Syed Z. Islam, Oak Ridge National Laboratory

Dr. Syed Z. Islam is a Staff Scientist in the Chemical Sciences Division at the U.S Department of Energy's Oak Ridge National Laboratory (ORNL). He joined ORNI in 2018 after completing postdoctoral training at Rensselaer Polytechnic Institute. Dr. Islam earned his Ph.D. in Chemical Engineering from the University of Kentucky (2017), M.S. from North Carolina A&T State University, and B.S. from the Bangladesh University of Engineering and Technology. Dr. Islam's research focuses on the development of energy-efficient separation materials and processes for energy technologies, including gas separation, critical materials separation and recovery, and bioenergy separations. He has co-invented multiple separation technologies, four of which have been licensed to industry for commercialization. Dr. Islam is a recipient of the 2024 R&D 100 Award and the ORN Innovation Award in 2020, 2023, and 2025.

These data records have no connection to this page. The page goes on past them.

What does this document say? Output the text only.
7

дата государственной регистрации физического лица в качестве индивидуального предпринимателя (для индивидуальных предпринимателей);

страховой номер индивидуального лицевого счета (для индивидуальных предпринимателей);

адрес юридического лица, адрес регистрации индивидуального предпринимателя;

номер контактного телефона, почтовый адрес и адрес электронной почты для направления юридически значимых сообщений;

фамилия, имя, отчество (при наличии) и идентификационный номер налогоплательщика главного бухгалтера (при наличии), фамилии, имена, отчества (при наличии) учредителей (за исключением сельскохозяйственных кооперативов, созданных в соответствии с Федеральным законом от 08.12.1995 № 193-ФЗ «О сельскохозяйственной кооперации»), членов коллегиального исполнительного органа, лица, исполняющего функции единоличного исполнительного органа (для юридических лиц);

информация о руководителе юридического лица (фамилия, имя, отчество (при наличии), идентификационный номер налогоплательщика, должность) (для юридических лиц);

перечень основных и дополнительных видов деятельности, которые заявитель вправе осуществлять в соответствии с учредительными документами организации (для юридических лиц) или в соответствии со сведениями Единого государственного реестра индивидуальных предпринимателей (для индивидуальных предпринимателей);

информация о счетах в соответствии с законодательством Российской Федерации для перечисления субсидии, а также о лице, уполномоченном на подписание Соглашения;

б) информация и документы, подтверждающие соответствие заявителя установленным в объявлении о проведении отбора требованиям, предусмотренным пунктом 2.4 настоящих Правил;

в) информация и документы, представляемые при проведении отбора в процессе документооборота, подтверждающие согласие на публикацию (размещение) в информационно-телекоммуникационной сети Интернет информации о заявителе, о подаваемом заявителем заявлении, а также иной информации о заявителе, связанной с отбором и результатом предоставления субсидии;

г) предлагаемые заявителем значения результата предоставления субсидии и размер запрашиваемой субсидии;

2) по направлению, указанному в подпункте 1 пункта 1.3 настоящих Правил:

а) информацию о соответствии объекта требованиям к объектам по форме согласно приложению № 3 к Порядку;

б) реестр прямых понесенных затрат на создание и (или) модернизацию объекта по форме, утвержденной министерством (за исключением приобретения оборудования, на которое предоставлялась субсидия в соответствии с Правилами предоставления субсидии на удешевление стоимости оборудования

Abstract: Energy-Efficient, Scalable Membrane Processes for High-Purity Critical Mineral Separation and Recovery: From Concept to Commercialization

Rare earth elements (REEs), particularly neodymium (Nd), praseodymium (Pr), and dysprosium (Dy), are critical components of permanent magnets used in hybrid and electric vehicles, wind turbines, a wide range of electronic devices, and defense systems. Rapidly increasing demand and growing supply risks have intensified the need for efficient and sustainable REE recovery technologies. To address this challenge, we have developed an energy-efficient and cost-effective membrane solvent extraction (MSX) process using a neutral extractant for the recovery of REEs from end-of-life permanent magnet scraps.

The MSX process achieved >95% REE recovery with >99.5 wt.% purity across a wide range of scrap magnet feedstocks including electric vehicle motors. High-purity REE recovery was also demonstrated from mining tailings containing low REE concentrations, and individual REEs were successfully separated from mixed REE streams derived from both scrap magnets and mining tailings. Beyond REEs, MSX developed based on a different coordination chemistry showed high performance in recovering critical battery materials—including lithium, cobalt, and nickel—from end-of-life lithium-ion batteries. In addition, a novel MSX-based process was developed for the recovery and separation of gallium and germanium from mining tailings.

Overall, these results demonstrate that MSX is an economically viable and environmentally friendly platform technology for the recovery and separation of critical minerals from diverse primary and secondary feedstocks.